Perception is defined as Belief + Emotion. It is harder to measure and is influenced by intangibles such as beauty, image, and credibility. A buyer’s perception of an offer reflects what they find important, and often has a greater impact on decision making than function. You’ve likely heard that people buy on emotion (perception) and justify on reason (function).
Consider these multiple-choice questions: You receive a $50,000 transportation allowance. Would you:
(a) Purchase a bicycle?
(b) Hire a limousine service?
(c) Purchase a $50,000 car?
Purchasing a bicycle is certainly the most economic but least convenient, while hiring the limo service may be the most convenient, but likely too costly. The most functional option is to purchase the car.
Once you have decided to purchase the car, you may narrow your decision to three like sedans: the BMW, a Mercedes, or a Lexus. Would you:
(a) Purchase the most expensive or least expensive car in the group?
(b) Purchase the car rated #1 by some unfamiliar entity or the car’s own manufacturer?
(c) Purchase the car that you perceived to be the best due to some personal belief?

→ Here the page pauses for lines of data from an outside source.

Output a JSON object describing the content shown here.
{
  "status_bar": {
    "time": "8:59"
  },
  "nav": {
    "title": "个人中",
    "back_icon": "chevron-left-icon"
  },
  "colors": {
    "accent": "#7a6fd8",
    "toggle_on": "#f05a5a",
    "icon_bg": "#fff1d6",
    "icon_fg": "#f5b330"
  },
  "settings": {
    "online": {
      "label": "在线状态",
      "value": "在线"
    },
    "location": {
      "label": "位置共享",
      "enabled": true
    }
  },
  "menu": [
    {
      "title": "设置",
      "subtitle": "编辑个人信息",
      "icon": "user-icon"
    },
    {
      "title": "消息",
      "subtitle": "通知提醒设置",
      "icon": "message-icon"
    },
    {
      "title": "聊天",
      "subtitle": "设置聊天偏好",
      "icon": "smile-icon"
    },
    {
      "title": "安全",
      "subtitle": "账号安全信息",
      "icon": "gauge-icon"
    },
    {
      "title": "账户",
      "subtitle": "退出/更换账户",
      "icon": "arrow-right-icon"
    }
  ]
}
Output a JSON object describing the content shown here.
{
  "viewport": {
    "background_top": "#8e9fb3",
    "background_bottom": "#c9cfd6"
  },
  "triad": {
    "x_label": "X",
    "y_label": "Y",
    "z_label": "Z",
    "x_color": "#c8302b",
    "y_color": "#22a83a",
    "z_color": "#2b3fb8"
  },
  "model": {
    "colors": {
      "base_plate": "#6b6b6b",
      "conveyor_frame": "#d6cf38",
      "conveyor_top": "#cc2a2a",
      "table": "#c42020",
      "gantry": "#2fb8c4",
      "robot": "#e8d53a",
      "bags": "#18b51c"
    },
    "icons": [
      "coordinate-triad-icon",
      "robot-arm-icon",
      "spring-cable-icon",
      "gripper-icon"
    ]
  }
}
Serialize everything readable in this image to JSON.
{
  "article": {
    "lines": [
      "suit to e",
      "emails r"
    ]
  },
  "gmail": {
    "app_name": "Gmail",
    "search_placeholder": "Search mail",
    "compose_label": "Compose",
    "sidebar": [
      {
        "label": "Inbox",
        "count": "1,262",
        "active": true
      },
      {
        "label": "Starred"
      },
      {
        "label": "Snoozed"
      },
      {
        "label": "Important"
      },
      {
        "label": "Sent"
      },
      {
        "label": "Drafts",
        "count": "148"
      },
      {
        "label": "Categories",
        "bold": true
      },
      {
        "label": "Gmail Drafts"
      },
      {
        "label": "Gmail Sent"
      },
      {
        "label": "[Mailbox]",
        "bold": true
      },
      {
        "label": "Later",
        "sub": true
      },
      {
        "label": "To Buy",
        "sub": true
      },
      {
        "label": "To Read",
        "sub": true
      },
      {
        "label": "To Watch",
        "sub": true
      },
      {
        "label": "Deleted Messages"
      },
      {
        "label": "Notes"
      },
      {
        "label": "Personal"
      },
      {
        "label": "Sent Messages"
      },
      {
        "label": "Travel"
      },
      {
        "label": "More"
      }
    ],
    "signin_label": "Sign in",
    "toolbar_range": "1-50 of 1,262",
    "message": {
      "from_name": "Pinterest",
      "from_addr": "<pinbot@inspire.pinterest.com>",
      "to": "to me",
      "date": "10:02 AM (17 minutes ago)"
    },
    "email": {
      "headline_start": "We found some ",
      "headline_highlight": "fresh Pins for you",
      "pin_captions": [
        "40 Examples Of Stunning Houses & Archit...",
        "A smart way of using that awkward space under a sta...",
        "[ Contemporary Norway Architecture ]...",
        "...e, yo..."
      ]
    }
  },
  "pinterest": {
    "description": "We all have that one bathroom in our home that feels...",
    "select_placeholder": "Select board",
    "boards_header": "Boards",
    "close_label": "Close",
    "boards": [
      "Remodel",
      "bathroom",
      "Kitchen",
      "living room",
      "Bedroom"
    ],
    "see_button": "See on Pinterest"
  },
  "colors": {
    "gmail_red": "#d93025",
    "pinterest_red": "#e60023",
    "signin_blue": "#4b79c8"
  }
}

Generally, you would simply base your final decision on what brand you most liked. Often there is some unique feature or benefit, whether that is actual functionality or just image, which compels you to purchase one of the brands.
Relate this decision-making process to how you create value in your real estate marketing. You address function, or what this offer is mechanically going to do for the prospect. Then you focus your offer on delivering unique benefits. The prospect already has the pre-established desire; you simply want to capitalize on it by leading them to you.
Further investigation of the value model demonstrates that self-promotion simply does not create value. Would you be influenced to purchase the car rated #1…especially if it received that rating by its manufacturer? Why would a prospect buy from an agent because they’ve proclaimed themselves #1?
Certainly price is important, but it’s an entirely different metric than value. The price range is pre-established by the prospect, and the final price is established by the market, not by the agent or the seller. You can relate to this if you’ve ever listed a property that you know is overpriced. It’s not what you or the seller believes; it’s what the market will pay.
Five Ways to Create Value
(1) Professionally point out the differences between your services and your competitors’.
(2) Beware of discounting; instead, offer additional service. If you discount, you will attract a discounting audience.
(3) Deliver quality by under-promising and over-delivering.
(4) Emphasize response time by respecting your prospects’ time and by beating your competitors’ response times.
(5) What does your industry do that is annoying to your competitors? Eliminate that and the annoyance that it engenders in prospects.
Tips to Help You Get Going
- Write conversationally. Don’t worry about perfect punctuation or grammar; you can always fix that later with the help of spell check.
- Write more copy than you need. Pare it down later.
- Focus on your best benefit; don’t save your best for last.
- Avoid humor. What is humorous to one person is not humorous to another.